FloodRISE is a UC Irvine-led research project to promote resilience to coastal flooding in southern California. The project uses advanced computer models to map flooding hazards on a house-by-house basis, and flood risk information is made accessible to residents, businesses, and civic leaders through innovative communication strategies. The goal is to enhance flood risk planning and policies and to promote cost effective interventions.

UCI’s Center for Environmental Biology trains undergraduate interns to bring findings from our laboratories on campus to informal learning centers, such as Crystal Cove State Park, where our students provide lectures, hands-on experiences, and educational experiences to K-12 students and members of the public on topics of sustainability.

In general more than 200 faculty members conduct research and provide instruction on such topics as conservation biology, ocean health and water resource management; atmospheric chemistry and global systems modeling; energy conservation, power generation and transportation; climate change-related famine, disease, and poverty; and land-use planning, environmental law, and public health.

Wellness and Health

In areas of human health promotion and disease prevention there are too many examples to mention of how our university serves the local community, and so instead I’ll highlight a less obvious recent example.

A few weeks we announced that our new Interdisciplinary Center on Family Violence will be working with community partners throughout Orange County to improve family violence prevention and intervention. The new center brings together expertise in biological and physical sciences, engineering, information and computer science, art, law, medicine and health sciences, social sciences, and social ecology, with the goal of being a premier site for research, education, clinical care, and community collaboration – precisely the sort of impact one expects when large and diverse research universities bring together knowledge from many fields and apply them to important issues facing our community.

And so, whether you have an interest or a passion for regional economic development, arts and culture, K-12 (and especially enhanced opportunities for disadvantaged children), human health, sustainability, or any one of myriad other issues that are vital for the ongoing development of our region, I hope I have persuasively illustrated the importance of having an AAU research university in our midst.

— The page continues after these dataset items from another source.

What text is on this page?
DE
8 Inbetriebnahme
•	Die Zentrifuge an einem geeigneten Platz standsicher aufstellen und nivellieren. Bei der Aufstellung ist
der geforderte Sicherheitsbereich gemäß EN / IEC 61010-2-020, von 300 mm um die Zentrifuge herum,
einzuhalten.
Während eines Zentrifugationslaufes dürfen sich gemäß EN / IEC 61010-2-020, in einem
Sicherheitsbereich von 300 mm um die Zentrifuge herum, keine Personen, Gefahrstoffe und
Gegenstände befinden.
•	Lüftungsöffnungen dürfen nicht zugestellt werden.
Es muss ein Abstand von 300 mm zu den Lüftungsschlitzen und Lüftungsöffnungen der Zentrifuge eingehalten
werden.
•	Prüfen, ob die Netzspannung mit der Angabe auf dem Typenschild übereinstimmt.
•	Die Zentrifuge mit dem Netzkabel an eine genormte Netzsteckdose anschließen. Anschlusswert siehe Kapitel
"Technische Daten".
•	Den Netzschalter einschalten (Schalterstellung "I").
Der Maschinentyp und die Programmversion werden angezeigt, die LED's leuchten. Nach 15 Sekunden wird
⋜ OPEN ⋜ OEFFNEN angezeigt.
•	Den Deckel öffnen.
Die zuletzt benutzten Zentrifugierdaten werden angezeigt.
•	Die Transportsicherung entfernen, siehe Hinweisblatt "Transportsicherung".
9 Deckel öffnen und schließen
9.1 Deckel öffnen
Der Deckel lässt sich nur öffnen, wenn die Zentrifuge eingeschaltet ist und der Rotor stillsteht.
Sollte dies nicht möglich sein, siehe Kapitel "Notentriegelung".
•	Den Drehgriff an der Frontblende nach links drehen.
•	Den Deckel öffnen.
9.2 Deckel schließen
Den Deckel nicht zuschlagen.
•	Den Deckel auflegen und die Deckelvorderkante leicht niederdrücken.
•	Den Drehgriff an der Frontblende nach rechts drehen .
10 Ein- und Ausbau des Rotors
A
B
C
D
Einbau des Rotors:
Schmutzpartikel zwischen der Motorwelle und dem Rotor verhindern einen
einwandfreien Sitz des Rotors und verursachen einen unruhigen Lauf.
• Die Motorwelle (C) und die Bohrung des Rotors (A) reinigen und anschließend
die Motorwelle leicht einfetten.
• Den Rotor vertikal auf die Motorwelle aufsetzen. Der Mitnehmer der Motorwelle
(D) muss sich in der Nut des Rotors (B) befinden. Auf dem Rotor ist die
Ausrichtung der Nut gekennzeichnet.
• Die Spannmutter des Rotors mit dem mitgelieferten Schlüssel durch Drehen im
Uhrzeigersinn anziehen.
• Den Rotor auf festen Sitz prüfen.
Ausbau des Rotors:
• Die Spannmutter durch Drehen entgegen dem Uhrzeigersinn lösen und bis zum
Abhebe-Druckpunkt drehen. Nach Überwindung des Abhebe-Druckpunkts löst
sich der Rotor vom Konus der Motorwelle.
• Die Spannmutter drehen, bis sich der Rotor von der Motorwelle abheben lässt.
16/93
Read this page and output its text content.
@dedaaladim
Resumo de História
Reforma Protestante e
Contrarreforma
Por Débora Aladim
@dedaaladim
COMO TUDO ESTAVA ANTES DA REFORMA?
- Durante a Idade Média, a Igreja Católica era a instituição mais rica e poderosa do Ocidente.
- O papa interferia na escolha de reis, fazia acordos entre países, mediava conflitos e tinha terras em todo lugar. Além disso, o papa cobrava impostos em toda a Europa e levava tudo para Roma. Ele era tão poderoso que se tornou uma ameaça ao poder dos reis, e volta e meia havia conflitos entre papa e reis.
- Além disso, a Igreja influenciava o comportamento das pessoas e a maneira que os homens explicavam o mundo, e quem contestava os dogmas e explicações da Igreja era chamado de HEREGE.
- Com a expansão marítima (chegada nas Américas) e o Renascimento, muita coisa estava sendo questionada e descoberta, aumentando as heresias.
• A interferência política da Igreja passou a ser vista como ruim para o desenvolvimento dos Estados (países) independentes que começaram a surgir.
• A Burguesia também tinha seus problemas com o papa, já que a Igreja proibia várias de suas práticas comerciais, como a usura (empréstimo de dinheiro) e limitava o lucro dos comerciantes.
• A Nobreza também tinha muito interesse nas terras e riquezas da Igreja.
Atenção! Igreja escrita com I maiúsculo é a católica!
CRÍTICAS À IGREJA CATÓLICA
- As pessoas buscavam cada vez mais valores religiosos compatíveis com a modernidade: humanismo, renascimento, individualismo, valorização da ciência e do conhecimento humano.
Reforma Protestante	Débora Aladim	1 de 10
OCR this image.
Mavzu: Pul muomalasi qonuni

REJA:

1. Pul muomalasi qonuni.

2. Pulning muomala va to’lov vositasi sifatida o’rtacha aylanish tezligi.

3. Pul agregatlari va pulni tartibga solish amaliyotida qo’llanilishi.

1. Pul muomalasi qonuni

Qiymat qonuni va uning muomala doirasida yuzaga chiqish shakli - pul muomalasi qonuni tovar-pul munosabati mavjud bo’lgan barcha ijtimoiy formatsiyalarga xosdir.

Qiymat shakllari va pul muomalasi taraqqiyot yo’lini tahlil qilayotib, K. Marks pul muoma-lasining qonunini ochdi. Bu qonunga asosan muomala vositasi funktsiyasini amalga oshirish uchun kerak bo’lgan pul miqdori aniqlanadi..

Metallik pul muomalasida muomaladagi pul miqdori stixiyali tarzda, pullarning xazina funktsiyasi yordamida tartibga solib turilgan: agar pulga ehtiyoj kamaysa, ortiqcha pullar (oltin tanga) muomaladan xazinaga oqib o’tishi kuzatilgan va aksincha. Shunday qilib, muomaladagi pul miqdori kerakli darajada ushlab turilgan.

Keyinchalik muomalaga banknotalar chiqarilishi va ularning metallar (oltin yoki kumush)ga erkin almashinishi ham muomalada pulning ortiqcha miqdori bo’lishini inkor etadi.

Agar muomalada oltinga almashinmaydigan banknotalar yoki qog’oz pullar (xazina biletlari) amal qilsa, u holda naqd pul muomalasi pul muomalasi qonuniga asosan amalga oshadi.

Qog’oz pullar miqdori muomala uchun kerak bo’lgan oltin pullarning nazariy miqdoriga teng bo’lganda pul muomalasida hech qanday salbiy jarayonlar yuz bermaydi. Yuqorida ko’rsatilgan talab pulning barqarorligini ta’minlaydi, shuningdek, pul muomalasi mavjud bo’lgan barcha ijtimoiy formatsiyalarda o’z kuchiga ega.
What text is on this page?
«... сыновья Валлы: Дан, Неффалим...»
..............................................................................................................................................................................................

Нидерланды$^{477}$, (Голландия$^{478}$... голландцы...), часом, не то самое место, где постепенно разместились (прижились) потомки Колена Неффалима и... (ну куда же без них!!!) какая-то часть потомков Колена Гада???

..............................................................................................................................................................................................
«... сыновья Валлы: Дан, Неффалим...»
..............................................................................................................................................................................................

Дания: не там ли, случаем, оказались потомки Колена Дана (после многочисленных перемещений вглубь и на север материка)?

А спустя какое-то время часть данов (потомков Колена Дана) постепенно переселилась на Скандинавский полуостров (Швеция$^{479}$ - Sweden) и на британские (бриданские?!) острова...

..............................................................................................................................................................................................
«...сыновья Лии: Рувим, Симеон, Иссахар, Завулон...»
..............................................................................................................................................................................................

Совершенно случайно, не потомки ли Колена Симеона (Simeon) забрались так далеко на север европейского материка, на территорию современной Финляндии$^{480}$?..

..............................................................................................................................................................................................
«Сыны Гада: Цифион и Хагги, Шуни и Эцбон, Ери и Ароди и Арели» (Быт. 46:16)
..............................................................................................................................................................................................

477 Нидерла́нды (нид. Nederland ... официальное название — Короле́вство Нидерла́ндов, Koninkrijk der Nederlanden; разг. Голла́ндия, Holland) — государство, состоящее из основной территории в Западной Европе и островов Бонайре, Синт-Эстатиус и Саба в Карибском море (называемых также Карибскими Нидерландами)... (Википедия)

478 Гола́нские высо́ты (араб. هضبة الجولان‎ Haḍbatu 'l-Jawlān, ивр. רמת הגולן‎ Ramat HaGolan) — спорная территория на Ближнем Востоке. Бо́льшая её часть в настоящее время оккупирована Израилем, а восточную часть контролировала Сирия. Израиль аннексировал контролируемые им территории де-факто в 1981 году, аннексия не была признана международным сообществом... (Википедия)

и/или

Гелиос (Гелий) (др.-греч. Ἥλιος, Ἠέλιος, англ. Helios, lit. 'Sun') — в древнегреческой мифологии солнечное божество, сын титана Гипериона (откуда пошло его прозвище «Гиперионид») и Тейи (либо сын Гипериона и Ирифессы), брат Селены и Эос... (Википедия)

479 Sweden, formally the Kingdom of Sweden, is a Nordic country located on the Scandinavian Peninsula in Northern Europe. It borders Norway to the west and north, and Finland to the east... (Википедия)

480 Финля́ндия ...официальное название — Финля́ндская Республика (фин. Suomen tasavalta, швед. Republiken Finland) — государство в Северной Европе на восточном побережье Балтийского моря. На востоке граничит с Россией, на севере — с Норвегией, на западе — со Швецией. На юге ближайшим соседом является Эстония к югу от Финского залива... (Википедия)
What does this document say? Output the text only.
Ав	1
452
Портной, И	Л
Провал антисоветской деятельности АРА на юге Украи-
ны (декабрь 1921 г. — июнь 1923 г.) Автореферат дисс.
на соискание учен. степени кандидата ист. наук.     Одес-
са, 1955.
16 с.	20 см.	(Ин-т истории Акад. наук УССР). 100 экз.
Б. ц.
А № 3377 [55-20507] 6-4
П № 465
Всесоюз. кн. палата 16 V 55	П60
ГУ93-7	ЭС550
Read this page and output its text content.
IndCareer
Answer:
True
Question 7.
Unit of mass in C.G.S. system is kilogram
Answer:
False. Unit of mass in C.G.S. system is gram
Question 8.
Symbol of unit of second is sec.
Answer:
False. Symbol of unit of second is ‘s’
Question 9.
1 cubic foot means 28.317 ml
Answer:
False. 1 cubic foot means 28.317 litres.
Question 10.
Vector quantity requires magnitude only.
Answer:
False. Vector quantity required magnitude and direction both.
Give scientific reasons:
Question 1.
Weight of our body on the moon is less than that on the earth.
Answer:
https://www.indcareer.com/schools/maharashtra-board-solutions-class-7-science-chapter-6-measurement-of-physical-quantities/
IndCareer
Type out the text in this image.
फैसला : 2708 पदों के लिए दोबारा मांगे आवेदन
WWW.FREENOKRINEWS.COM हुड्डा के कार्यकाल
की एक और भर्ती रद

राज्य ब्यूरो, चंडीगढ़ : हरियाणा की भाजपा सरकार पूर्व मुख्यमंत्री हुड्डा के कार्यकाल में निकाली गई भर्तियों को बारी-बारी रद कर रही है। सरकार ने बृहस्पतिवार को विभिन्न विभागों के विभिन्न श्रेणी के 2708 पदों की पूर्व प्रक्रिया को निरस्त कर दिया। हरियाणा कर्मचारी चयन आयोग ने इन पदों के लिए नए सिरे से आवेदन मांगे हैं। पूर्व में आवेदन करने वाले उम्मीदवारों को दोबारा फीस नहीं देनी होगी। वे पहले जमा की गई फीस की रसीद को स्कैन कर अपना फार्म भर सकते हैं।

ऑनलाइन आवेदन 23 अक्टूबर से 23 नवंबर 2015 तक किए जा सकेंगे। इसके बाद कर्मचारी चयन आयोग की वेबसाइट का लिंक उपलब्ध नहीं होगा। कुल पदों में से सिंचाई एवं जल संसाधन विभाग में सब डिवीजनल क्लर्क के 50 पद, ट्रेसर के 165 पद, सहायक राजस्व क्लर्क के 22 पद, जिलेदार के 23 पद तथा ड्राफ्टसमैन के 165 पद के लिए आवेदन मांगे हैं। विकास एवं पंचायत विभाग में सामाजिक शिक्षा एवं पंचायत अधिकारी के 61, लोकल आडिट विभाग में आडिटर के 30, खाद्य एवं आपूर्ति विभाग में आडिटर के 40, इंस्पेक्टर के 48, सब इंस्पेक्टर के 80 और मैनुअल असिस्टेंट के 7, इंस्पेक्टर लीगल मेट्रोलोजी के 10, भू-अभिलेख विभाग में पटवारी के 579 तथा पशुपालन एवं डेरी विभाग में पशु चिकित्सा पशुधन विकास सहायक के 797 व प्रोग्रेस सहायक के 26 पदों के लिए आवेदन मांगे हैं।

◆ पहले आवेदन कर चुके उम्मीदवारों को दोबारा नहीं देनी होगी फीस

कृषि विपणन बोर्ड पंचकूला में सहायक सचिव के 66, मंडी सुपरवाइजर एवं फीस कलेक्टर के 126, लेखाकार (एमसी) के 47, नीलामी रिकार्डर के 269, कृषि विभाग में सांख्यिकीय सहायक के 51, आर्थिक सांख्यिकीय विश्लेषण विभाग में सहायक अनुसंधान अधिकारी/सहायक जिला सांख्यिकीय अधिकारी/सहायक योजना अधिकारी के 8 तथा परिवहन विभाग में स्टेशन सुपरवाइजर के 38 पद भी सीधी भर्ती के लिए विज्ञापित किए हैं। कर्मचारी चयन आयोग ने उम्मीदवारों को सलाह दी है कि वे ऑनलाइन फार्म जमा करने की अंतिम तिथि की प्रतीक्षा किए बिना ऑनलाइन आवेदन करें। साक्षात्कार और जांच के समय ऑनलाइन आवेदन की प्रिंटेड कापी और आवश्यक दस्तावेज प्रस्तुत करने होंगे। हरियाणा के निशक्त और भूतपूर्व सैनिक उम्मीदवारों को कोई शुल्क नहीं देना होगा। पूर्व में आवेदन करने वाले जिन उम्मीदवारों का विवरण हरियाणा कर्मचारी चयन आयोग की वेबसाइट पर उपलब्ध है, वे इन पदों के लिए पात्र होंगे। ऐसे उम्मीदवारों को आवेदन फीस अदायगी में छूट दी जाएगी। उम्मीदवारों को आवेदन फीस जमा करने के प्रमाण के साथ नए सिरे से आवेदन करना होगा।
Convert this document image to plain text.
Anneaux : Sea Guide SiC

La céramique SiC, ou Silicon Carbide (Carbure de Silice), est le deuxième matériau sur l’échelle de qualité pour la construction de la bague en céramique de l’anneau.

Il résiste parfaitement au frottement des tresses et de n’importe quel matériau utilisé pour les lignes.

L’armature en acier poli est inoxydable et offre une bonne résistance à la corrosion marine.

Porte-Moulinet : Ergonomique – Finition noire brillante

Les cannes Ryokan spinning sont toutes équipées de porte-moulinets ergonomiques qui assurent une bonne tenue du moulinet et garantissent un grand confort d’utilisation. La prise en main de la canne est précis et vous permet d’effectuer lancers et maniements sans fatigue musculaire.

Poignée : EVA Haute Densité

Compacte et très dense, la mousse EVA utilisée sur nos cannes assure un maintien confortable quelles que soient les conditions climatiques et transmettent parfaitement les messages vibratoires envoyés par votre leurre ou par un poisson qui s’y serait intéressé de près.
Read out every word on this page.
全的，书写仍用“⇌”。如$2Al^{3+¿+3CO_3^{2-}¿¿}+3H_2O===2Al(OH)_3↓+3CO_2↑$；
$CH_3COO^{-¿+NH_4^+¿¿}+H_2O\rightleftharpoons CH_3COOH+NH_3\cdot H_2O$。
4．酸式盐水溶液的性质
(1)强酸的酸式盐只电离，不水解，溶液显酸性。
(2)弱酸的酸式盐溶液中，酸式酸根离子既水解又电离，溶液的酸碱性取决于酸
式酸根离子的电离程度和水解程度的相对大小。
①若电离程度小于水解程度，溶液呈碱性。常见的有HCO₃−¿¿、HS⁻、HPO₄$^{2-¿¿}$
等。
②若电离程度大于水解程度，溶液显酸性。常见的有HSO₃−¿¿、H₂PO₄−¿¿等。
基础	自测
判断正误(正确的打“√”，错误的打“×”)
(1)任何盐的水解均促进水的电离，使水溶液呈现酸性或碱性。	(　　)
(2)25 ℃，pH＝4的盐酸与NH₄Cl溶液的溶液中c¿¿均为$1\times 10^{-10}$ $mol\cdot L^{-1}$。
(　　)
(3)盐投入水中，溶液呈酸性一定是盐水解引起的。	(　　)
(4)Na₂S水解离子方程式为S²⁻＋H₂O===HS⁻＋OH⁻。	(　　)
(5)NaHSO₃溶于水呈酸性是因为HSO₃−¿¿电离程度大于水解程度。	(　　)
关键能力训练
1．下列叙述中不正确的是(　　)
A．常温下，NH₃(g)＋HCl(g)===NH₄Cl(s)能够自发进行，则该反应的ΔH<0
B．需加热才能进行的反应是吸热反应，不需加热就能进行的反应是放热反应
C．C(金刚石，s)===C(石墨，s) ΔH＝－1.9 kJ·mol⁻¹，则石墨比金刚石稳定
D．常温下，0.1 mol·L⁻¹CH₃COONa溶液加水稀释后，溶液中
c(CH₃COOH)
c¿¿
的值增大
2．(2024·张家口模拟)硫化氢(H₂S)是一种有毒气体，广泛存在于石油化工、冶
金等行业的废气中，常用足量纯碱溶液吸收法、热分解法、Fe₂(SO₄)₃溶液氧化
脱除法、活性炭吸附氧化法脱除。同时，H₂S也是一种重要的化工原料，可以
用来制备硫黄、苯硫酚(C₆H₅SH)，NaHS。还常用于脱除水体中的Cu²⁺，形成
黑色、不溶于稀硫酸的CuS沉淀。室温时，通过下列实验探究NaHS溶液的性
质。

I will end by pointing out that this was no accident. When it was first decided to put a University of California campus on the rolling hills of the Irvine Ranch there was a hope that by creating (in the words of Edward Carter, then-chair of the UC Board of Regents) one of the “truly great centers of higher learning in the land” we would catalyze the development of this region and enhance the quality of life of the people of Orange County.

In our first 50 years we did much to be true to that original vision. As we move into a period where we will be celebrating our 50th anniversary we do so, not so much looking back at what we’ve accomplished, but looking forward toward all the important work still to do … and we look, not inward like members of a winning team giving ourselves a pat on the back, but outward, to all of you, reaching out our hands, with gratitude for your support, and with a renewed determination to building those relationships and establishing those partnerships that will enable one of the truly great centers of higher learning in the hand to better serve our region, our state, our nation, and our world.